We started our walk by visiting the Abby of Notre Dame in Wisques, briefly listening to the Kyrie Eleison de Angelis sung by the cloistered nuns of the Benedictine order. Cloistered nuns isolate from the outside world, apparently only using their voices when they sing, so we could not see them.
Our walk continued to Therouanne a small burg that at one time boated the largest Cathedral in Europe. It was destroyed by Charles V, who is also credited with the sack of Rome in 1527, when he ordered the town leveled, the Cathedral destroyed and the surrounding farms salted. Can’t figure how he merits the title “Holy Roman Emperor”
We think of ideal hiking adventures as walking in pristine nature. We yearn for a sense of exploration, discovery, and perhaps even mystical union with mother earth. Remote canyons, virgin forests, ground never touched by human footprint. This is not that. Every inch of land is curated by human hand, not an inch is left unattended. Even the old Roman path we walk on, built by Caesar’s legions as they marched to conquer Britain, is carefully maintained to serve thru walkers, as we are called. But in these vast fields of wheat and corn, grape seed and sorghum each stalk and stem are barely a month old, seen by only a handful of walkers and an occasional rabbit.
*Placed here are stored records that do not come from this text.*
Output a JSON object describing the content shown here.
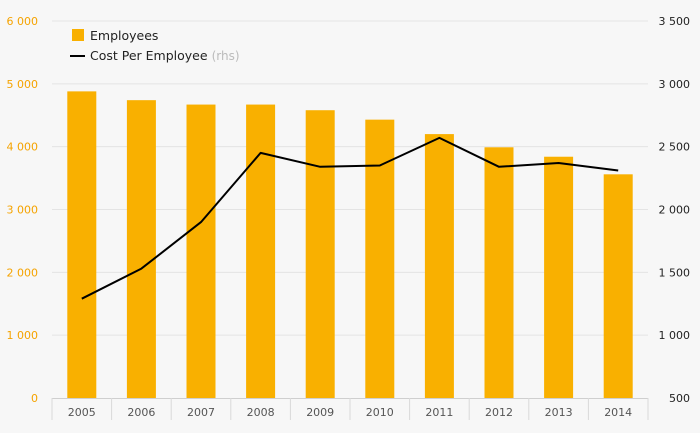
{
  "chart_data": {
    "type": "bar",
    "categories": [
      "2005",
      "2006",
      "2007",
      "2008",
      "2009",
      "2010",
      "2011",
      "2012",
      "2013",
      "2014"
    ],
    "series": [
      {
        "name": "Employees",
        "type": "bar",
        "axis": "left",
        "color": "#f9b000",
        "values": [
          4880,
          4740,
          4670,
          4670,
          4580,
          4430,
          4200,
          3990,
          3840,
          3560
        ]
      },
      {
        "name": "Cost Per Employee",
        "name_suffix": "(rhs)",
        "type": "line",
        "axis": "right",
        "color": "#000000",
        "values": [
          1290,
          1530,
          1900,
          2450,
          2340,
          2350,
          2570,
          2340,
          2370,
          2310
        ]
      }
    ],
    "y_left": {
      "lim": [
        0,
        6000
      ],
      "ticks": [
        0,
        1000,
        2000,
        3000,
        4000,
        5000,
        6000
      ],
      "tick_labels": [
        "0",
        "1 000",
        "2 000",
        "3 000",
        "4 000",
        "5 000",
        "6 000"
      ]
    },
    "y_right": {
      "lim": [
        500,
        3500
      ],
      "ticks": [
        500,
        1000,
        1500,
        2000,
        2500,
        3000,
        3500
      ],
      "tick_labels": [
        "500",
        "1 000",
        "1 500",
        "2 000",
        "2 500",
        "3 000",
        "3 500"
      ]
    },
    "grid": true,
    "legend_position": "top-left",
    "title": "",
    "xlabel": "",
    "ylabel": ""
  }
}
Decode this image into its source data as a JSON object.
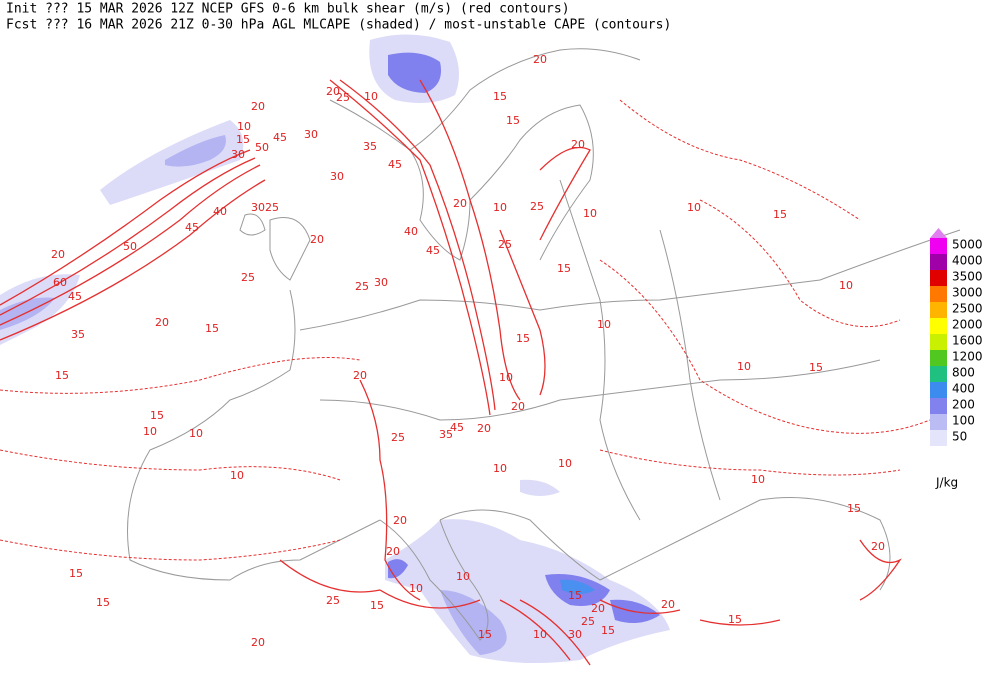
{
  "header": {
    "init": "Init  ??? 15 MAR 2026 12Z  NCEP GFS 0-6 km bulk shear (m/s) (red contours)",
    "fcst": "Fcst ??? 16 MAR 2026 21Z  0-30 hPa AGL MLCAPE (shaded) / most-unstable CAPE (contours)"
  },
  "legend": {
    "unit": "J/kg",
    "levels": [
      5000,
      4000,
      3500,
      3000,
      2500,
      2000,
      1600,
      1200,
      800,
      400,
      200,
      100,
      50
    ],
    "colors": [
      "#f000f0",
      "#a000a8",
      "#e00000",
      "#ff7800",
      "#ffb400",
      "#ffff00",
      "#c8f000",
      "#50c820",
      "#20c080",
      "#3c8cf0",
      "#8282ee",
      "#bcbcf4",
      "#e4e4fa"
    ]
  },
  "contour_labels": [
    60,
    45,
    35,
    50,
    20,
    45,
    40,
    30,
    25,
    20,
    10,
    15,
    45,
    50,
    30,
    35,
    45,
    30,
    25,
    10,
    20,
    30,
    20,
    25,
    25,
    30,
    20,
    15,
    15,
    15,
    10,
    10,
    45,
    40,
    20,
    15,
    10,
    25,
    20,
    15,
    10,
    25,
    15,
    15,
    10,
    20,
    10,
    15,
    10,
    10,
    15,
    10,
    45,
    20,
    35,
    25,
    20,
    10,
    15,
    15,
    20,
    20,
    10,
    10,
    15,
    25,
    15,
    20,
    20,
    15,
    20,
    15,
    10,
    10,
    10,
    15,
    10,
    30,
    25,
    15,
    20,
    20
  ]
}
Individually unique, in the aggregate shape a pristine landscape.
Tranquil day strolling across the French countryside through some downpours under spectacular cloud formations. By mile 15 we were giddy and then ran into this
We were delusionally revived so we ate a basket of freshly picked Strawberries.
We left the broad beach of Wissant and the white cliffs of Dover behind to begin the walk across of the French countryside to the Jure and the Alps.
The leg to Guines is the 2nd of 47 in France. We walked against the wind through rain and shine with only a brief stop for lunch; a ham and cheese baguette never tasted so good. We kept watch on the weather as it rolled across the plain, granting us time to put on our rain gear, which protected us spectacularly well. Some frantic cyclists but no thru walkers until we reached our hotel in Guines, a single English woman walking the whole way to Rome, but she lives in Italy and thinks Cinque Terre is too touristy. We may have to keep our distance.
Because we look like hikers people will ask “Where are you going”. When we answer “Rome”, the reactions have been consistent: the doubtful “Wow, that is a walk”, the hopeful “Well good luck” or the more absent minded “That’s nice”. Today we asked an elderly gentleman for directions to the Via Francigena path, “Where are you going?” he asked. “To Rome” we replied. His eyes lit up and he doubled over in laughter. That seems like an appropriate reaction.
After 2 years planning, we are on our way. It is unexpectedly emotional to be addressed as “Pilgrims”. As we approached the counter to buy tickets to enter the Cathedral and to get the first stamp on our Via Francigena passport, the docent asked “Are you walking from Canterbury to Rome?” At that moment I felt induced into the community of wanderers along the Francigena, a subculture of thru-walkers, known and recognized along the way. “Pilgrims enter for free” he said as he stamped our passport, “Have an uplifting journey.”
This evening we attended Evensong at the Cathedral. As the girls choir sublimely sang, accompanied by the reverberating sound of the organ, their voices wafted up up the massive columns to the soaring transept where it seemed to linger in harmonious repose. I don’t know if this is part of an uplifting journey, but it made for a very good day.